In recent years, confronting gender-based crime has become a top priority on America’s college campuses.

Like other colleges and universities, USF St. Petersburg pledges that it will work to provide an environment free from sexual discrimination, sexual assault and harassment, and dating and domestic violence.

Professors are required to describe the university’s policy on gender-based crimes in their course syllabi, and professors and staff who learn about violations are required by law to report them.

On its website, the Wellness Center says that it has a victim advocate “to provide information, community referrals, and crisis response to all USFSP students who may be victims of crime (i.e., date rape, assault, domestic violence).”
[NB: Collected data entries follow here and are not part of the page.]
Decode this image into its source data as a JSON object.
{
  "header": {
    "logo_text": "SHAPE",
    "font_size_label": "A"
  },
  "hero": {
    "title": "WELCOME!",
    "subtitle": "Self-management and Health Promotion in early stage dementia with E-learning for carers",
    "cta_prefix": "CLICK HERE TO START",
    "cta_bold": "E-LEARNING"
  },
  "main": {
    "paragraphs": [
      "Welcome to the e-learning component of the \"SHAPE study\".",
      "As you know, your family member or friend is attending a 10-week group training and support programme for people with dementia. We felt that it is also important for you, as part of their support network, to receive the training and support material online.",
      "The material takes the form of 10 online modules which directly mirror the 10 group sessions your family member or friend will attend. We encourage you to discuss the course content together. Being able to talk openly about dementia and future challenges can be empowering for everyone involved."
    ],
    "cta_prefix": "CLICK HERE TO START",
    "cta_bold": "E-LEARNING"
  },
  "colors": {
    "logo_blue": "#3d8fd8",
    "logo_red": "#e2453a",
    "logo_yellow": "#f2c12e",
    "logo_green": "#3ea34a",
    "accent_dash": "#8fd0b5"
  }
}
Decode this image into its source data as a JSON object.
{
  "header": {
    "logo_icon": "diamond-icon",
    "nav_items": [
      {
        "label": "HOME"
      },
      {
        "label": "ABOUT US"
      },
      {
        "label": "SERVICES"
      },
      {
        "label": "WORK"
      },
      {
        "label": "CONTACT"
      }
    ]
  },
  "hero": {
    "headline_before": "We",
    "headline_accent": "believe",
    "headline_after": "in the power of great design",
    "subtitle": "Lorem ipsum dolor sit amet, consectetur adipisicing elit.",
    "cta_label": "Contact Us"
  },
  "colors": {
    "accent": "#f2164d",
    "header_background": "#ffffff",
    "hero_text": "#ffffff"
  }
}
But Sara Spowart, who was hired June 4 to replace Hines at a salary of $48,000 a year, resigned on July 31.

Spowart said that she got sick from black mold in her apartment and was repeatedly hospitalized.

“One of my supervisors wrote an email saying she didn’t want me to take any more unpaid time off and she said I wasn’t allowed to, so I had to keep going to work sick,” Spowart said. “I wasn’t getting the support I needed.”

Spowart said she was in intensive care twice.

The victim advocate job is “really well-paying and it doesn’t really make sense that they haven’t hired someone yet,” said Spowart. “It probably has to do with some political things, maybe HR or some internal issues.”

Hines said the vacancy concerns her. “That would be detrimental to students who don’t have access to that help,” she said.